Onde se irão meter os lagartos? Uma abordagem ecológica de "As Pequenas Memórias"
Resumo
A Carta Universal de Deveres e Obrigações dos Seres Humanos confere aos direitos humanos uma nova abordagem, posicionando-os, não no ponto de vista do sujeito individual, o eu, mas no ponto de vista do outro, de todos os outros, humanos e ecossistemas naturais que devemos ter em atenção e cuidar.
Este descentramento do sujeito de direitos é acompanhado por uma valorização do mundo sensível e natural.
No livro autobiográfico As pequenas memórias, o menino e jovem Zé encontra, através do contacto direto e afetivo do seu corpo, o mundo das coisas pequenas da natureza, constituído por experiências, histórias e realidades vivas e significativas que têm lugar especialmente em Azinhaga, sua aldeia de nascimento.

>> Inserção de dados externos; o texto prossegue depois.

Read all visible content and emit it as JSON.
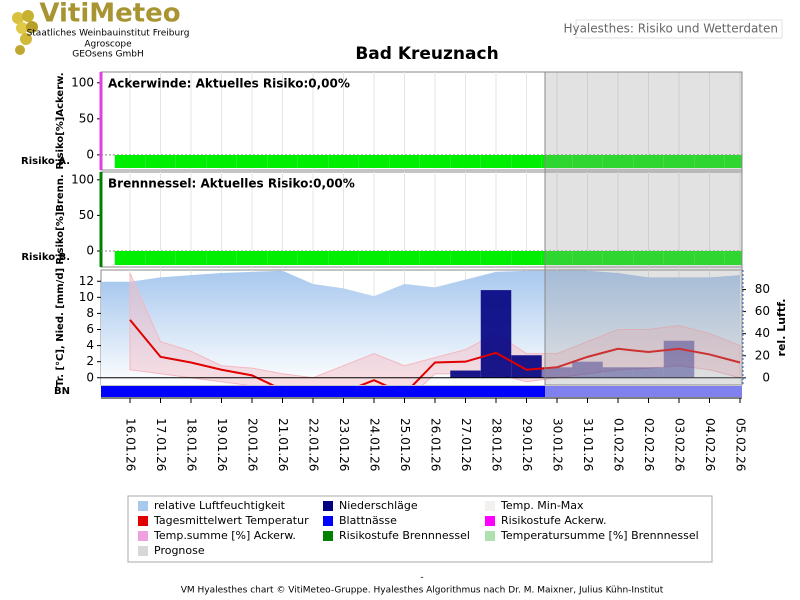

Este mundo forma um ecossistema de imagens, cheiros, e sensações que molda o imaginário literário de toda a obra de Saramago e, nele, este menino reconhece-se parte da natureza, descrita como rede de vida interdependente e em equilíbrio: “A criança, durante o tempo que o foi, estava simplesmente na paisagem, fazia parte dela”.

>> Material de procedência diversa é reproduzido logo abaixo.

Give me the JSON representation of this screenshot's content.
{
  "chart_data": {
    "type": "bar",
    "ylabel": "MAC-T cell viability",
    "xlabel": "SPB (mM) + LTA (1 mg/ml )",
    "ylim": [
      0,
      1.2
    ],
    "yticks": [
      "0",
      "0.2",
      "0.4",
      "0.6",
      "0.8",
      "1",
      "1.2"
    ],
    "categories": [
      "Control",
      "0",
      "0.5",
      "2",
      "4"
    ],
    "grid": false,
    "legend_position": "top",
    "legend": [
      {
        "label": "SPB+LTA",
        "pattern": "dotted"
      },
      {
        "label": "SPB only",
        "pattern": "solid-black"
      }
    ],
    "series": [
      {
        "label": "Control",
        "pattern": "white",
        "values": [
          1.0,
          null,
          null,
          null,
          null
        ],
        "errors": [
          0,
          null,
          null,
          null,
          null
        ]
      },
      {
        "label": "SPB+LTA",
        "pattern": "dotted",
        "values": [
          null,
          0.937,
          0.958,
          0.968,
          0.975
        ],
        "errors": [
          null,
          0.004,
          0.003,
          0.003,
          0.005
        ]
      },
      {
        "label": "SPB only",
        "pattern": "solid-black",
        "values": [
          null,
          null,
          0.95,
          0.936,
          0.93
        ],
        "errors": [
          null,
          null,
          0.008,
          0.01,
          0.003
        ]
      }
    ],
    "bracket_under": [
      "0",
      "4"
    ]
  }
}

Atualmente a paisagem de Azinhaga mudou porque alguns dos seus habitantes arrancaram os velhos olivais para cultivo extensivo de oliveira mais lucrativo.

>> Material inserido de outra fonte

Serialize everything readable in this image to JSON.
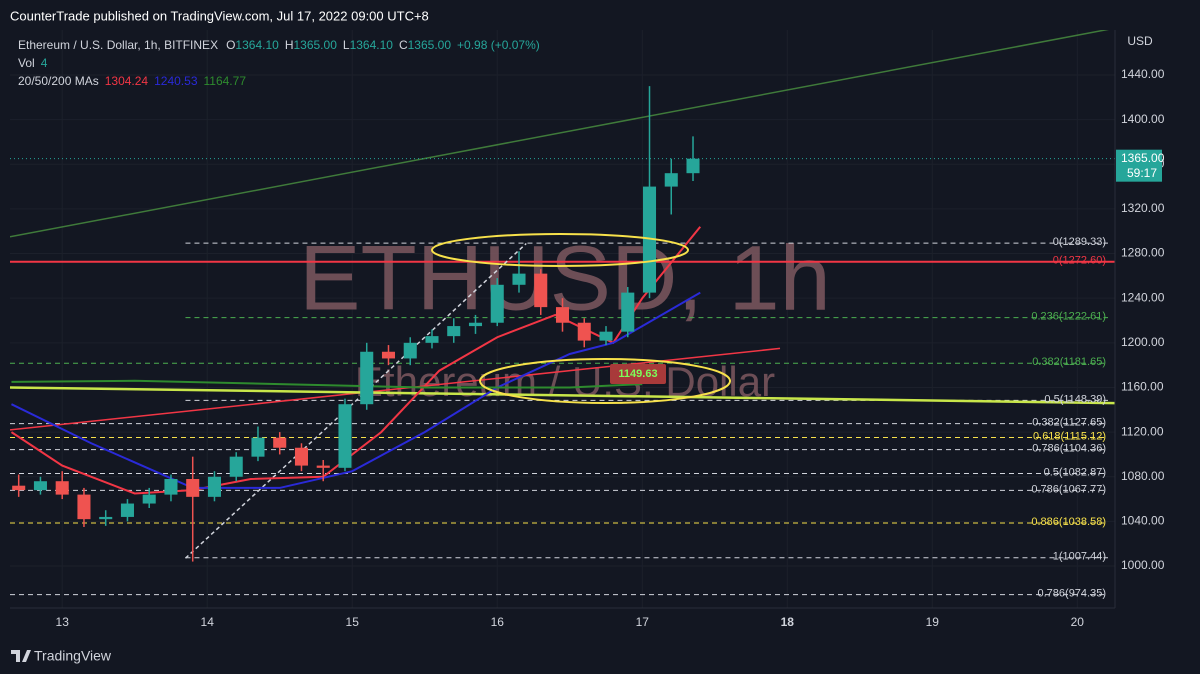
{
  "chart_data": {
    "type": "candlestick",
    "title": "CounterTrade published on TradingView.com, Jul 17, 2022 09:00 UTC+8",
    "symbol": "Ethereum / U.S. Dollar, 1h, BITFINEX",
    "ohlc": [
      {
        "key": "O",
        "text": "1364.10"
      },
      {
        "key": "H",
        "text": "1365.00"
      },
      {
        "key": "L",
        "text": "1364.10"
      },
      {
        "key": "C",
        "text": "1365.00"
      }
    ],
    "change": "+0.98 (+0.07%)",
    "volume_label": "Vol",
    "volume_text": "4",
    "ma_label": "20/50/200 MAs",
    "currency": "USD",
    "watermark": "ETHUSD, 1h",
    "watermark_sub": "Ethereum / U.S. Dollar",
    "footer": "TradingView",
    "xlim": [
      12.64,
      20.26
    ],
    "xticks": [
      13,
      14,
      15,
      16,
      17,
      18,
      19,
      20
    ],
    "ylim": [
      962.4,
      1480.3
    ],
    "yticks": [
      {
        "value": 1000,
        "label": "1000.00"
      },
      {
        "value": 1040,
        "label": "1040.00"
      },
      {
        "value": 1080,
        "label": "1080.00"
      },
      {
        "value": 1120,
        "label": "1120.00"
      },
      {
        "value": 1160,
        "label": "1160.00"
      },
      {
        "value": 1200,
        "label": "1200.00"
      },
      {
        "value": 1240,
        "label": "1240.00"
      },
      {
        "value": 1280,
        "label": "1280.00"
      },
      {
        "value": 1320,
        "label": "1320.00"
      },
      {
        "value": 1360,
        "label": "1360.00"
      },
      {
        "value": 1400,
        "label": "1400.00"
      },
      {
        "value": 1440,
        "label": "1440.00"
      }
    ],
    "grid": true,
    "up_color": "#26a69a",
    "down_color": "#ef5350",
    "candles": {
      "x": [
        12.7,
        12.85,
        13.0,
        13.15,
        13.3,
        13.45,
        13.6,
        13.75,
        13.9,
        14.05,
        14.2,
        14.35,
        14.5,
        14.65,
        14.8,
        14.95,
        15.1,
        15.25,
        15.4,
        15.55,
        15.7,
        15.85,
        16.0,
        16.15,
        16.3,
        16.45,
        16.6,
        16.75,
        16.9,
        17.05,
        17.2,
        17.35
      ],
      "open": [
        1072,
        1068,
        1076,
        1064,
        1042,
        1044,
        1056,
        1064,
        1078,
        1062,
        1080,
        1098,
        1115,
        1106,
        1090,
        1088,
        1145,
        1192,
        1186,
        1200,
        1206,
        1215,
        1218,
        1252,
        1262,
        1232,
        1218,
        1202,
        1210,
        1245,
        1340,
        1352
      ],
      "high": [
        1082,
        1080,
        1085,
        1070,
        1050,
        1060,
        1070,
        1082,
        1098,
        1085,
        1102,
        1125,
        1120,
        1110,
        1095,
        1150,
        1200,
        1198,
        1205,
        1212,
        1222,
        1225,
        1258,
        1282,
        1266,
        1240,
        1222,
        1215,
        1250,
        1430,
        1365,
        1385
      ],
      "low": [
        1062,
        1064,
        1060,
        1035,
        1036,
        1040,
        1052,
        1058,
        1004,
        1058,
        1076,
        1094,
        1100,
        1085,
        1076,
        1085,
        1140,
        1180,
        1180,
        1195,
        1200,
        1208,
        1215,
        1245,
        1225,
        1210,
        1196,
        1198,
        1205,
        1240,
        1315,
        1345
      ],
      "close": [
        1068,
        1076,
        1064,
        1042,
        1044,
        1056,
        1064,
        1078,
        1062,
        1080,
        1098,
        1115,
        1106,
        1090,
        1088,
        1145,
        1192,
        1186,
        1200,
        1206,
        1215,
        1218,
        1252,
        1262,
        1232,
        1218,
        1202,
        1210,
        1245,
        1340,
        1352,
        1365
      ]
    },
    "ma": [
      {
        "color": "#f23645",
        "value_label": "1304.24",
        "x": [
          12.65,
          13.0,
          13.5,
          13.9,
          14.3,
          14.8,
          15.2,
          15.6,
          16.0,
          16.4,
          16.8,
          17.0,
          17.4
        ],
        "values": [
          1120,
          1090,
          1065,
          1068,
          1078,
          1080,
          1120,
          1175,
          1205,
          1225,
          1200,
          1240,
          1304
        ]
      },
      {
        "color": "#2a2ad8",
        "value_label": "1240.53",
        "x": [
          12.65,
          13.2,
          13.9,
          14.5,
          15.0,
          15.5,
          16.0,
          16.5,
          16.8,
          17.0,
          17.4
        ],
        "values": [
          1145,
          1110,
          1070,
          1070,
          1085,
          1120,
          1160,
          1190,
          1200,
          1215,
          1245
        ]
      },
      {
        "color": "#2e8b2e",
        "value_label": "1164.77",
        "x": [
          12.65,
          13.5,
          14.5,
          15.5,
          16.5,
          17.0
        ],
        "values": [
          1165,
          1166,
          1163,
          1160,
          1160,
          1163
        ]
      }
    ],
    "trendlines": [
      {
        "color": "#3f7a3a",
        "x": [
          12.64,
          20.26
        ],
        "values": [
          1295,
          1482
        ]
      },
      {
        "color": "#f23645",
        "x": [
          12.64,
          17.95
        ],
        "values": [
          1122,
          1195
        ]
      },
      {
        "color": "#c8e64a",
        "x": [
          12.64,
          20.26
        ],
        "values": [
          1160,
          1146
        ]
      },
      {
        "color": "#d1d4dc",
        "x": [
          13.85,
          16.2
        ],
        "values": [
          1007,
          1289
        ]
      }
    ],
    "levels": [
      {
        "value": 1289.33,
        "label": "0(1289.33)",
        "color": "#d1d4dc",
        "x0": 13.85
      },
      {
        "value": 1272.6,
        "label": "0(1272.60)",
        "color": "#f23645",
        "solid": true
      },
      {
        "value": 1222.61,
        "label": "0.236(1222.61)",
        "color": "#4caf50",
        "x0": 13.85
      },
      {
        "value": 1181.65,
        "label": "0.382(1181.65)",
        "color": "#4caf50"
      },
      {
        "value": 1148.39,
        "label": "0.5(1148.39)",
        "color": "#d1d4dc",
        "x0": 13.85
      },
      {
        "value": 1127.65,
        "label": "0.382(1127.65)",
        "color": "#d1d4dc"
      },
      {
        "value": 1115.12,
        "label": "0.618(1115.12)",
        "color": "#f7e14b"
      },
      {
        "value": 1104.36,
        "label": "0.786(1104.36)",
        "color": "#d1d4dc"
      },
      {
        "value": 1082.87,
        "label": "0.5(1082.87)",
        "color": "#d1d4dc"
      },
      {
        "value": 1067.77,
        "label": "0.786(1067.77)",
        "color": "#d1d4dc"
      },
      {
        "value": 1038.58,
        "label": "0.886(1038.58)",
        "color": "#f7e14b"
      },
      {
        "value": 1007.44,
        "label": "1(1007.44)",
        "color": "#d1d4dc",
        "x0": 13.85
      },
      {
        "value": 974.35,
        "label": "0.786(974.35)",
        "color": "#d1d4dc"
      }
    ],
    "annotation": 1149.63,
    "last_price": {
      "value": 1365,
      "label": "1365.00"
    },
    "countdown": "59:17"
  }
}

Plantam-se oliveiras que crescem mais depressa e que “por muitos anos que vivam, serão sempre pequenas” para facilitar a colheita da azeitona que embaratece o trabalho e o produto, proporcionando maior lucro.
O rompimento da ligação ancestral à natureza provoca naquela gente arrependimento, levando-a a chorar o “azeite derramado”, mas inutilmente porque a terra transformou-se irreversivelmente.
Neste cenário de instrumentalização e exploração da terra, reduzida a simples matéria-prima - alimentos e energia - ou mercadoria, para servir o poder supremo do mercado económico, Saramago deixa aberta a pergunta, “O que não sei é onde se irão meter os lagartos”.